Pedal People is an example of a bike-based business that has thrived for close to 20 years. They built their business model on principles of frugality, sustainability, social justice, and better life/work balance.

And, they do this all while being financially successful. Use this company’s example to inspire you as you create your own bike-based business.

Bicycle-Based Apartment Moves

By hitching a trailer to a bike, haulers can move even big and unwieldy things like mattresses, refrigerators, and kayaks. There are companies out there who make money doing just that.

If you want a business where you can earn cash by riding your bike all day getting lots of physical exercise, then this idea might be perfect for you.

Bike-obsessed Portland, Oregon is the poster child for apartment moves by bike. There’s even a skit about it on Portlandia, the comedy series starring Fred Armisen and Carrie Brownstein that airs on IFC.

There are advantages to this business model over using a fleet of moving vans.

It’s cheaper to use a bike to move stuff than a truck. The cost of four bikes and four high capacity trailers is less than one-quarter of the cost of a new van.
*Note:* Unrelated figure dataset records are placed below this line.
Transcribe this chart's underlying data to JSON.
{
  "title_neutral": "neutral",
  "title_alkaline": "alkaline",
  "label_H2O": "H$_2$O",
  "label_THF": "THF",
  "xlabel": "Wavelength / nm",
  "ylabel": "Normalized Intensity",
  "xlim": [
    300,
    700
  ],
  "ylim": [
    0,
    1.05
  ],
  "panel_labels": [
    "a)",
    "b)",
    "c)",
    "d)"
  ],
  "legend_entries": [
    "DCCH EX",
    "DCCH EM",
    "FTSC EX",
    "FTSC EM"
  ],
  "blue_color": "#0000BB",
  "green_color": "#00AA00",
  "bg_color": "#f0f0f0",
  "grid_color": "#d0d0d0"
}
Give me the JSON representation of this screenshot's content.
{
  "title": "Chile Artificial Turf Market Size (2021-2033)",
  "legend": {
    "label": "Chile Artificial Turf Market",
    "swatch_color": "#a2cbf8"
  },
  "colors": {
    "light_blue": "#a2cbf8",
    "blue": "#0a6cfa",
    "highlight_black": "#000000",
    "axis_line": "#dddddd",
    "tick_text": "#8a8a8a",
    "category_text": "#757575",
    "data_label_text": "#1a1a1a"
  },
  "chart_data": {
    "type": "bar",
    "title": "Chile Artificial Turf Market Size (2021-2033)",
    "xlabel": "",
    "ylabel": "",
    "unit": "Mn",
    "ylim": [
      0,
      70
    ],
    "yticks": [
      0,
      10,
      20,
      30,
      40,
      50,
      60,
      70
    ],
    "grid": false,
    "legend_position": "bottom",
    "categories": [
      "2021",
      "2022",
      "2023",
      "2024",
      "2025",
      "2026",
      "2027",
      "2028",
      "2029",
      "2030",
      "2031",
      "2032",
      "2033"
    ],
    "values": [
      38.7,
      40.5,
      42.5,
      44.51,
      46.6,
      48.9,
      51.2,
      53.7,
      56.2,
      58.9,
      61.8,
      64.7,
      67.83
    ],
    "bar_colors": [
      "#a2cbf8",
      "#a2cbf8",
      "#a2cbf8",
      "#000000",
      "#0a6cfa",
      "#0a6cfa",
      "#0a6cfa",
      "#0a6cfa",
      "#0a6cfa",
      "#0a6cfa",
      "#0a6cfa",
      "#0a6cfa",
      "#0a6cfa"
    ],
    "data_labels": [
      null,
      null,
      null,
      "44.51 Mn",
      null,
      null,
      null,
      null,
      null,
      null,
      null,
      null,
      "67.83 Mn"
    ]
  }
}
And, you’ll be able to carry more weight.

With a bike, you don’t have to pay for fuel. Parking is easier, and maintenance is cheaper. Plus, you don’t have to cough up money registering and insuring it.

The best bikes and equipment for apartment moving are Bikes At Work trailers or a Worksman trike with a large 4′ X 3′ trailer.

When moving somebody into a new apartment with your bike, here are a few things to consider:

  • DON’T OVERLOAD: Try not to have the total weight be over 200 pounds. This way, your bike will handle better, and you’ll be safer. On hauling trips, carry a bathroom scale with you to see how much things weigh so you won’t exceed safe limits. With practice, you’ll a better sense of how weight is adding up even without a scale.
  • DOUBLE KICKSTAND: A double kickstand has a wide stance to keep your bike centered at all times. That way, your load has less chance of tipping over.
  • BUNGEE CORDS AND RATCHET STRAPS: Bungee cords are a quick and easy way to secure objects without the hassle of tying knots. They also help to absorb shock when riding over speed bumps and potholes. Ratchet straps are strong and durable straps for securing cargo.
  • CENTER YOUR WEIGHT: The width of your bicycle trailer will usually be less than whatever you’re carrying. But if there’s a lot of overhang, it’s important to center your weight, so you and your precious cargo don’t topple over.

In Summary

If you own a bike with a good amount of carrying capacity, think about monetizing its potential by opening up a bike-based business.

For very little cash, you can have your very own coffee shop on wheels, deliver delicious lunches to office-bound cubicle dwellers, or haul trash away for eco-minded suburbanites.

Besides cash, all it requires is a compelling vision and a lot of determination. Are you up for the challenge?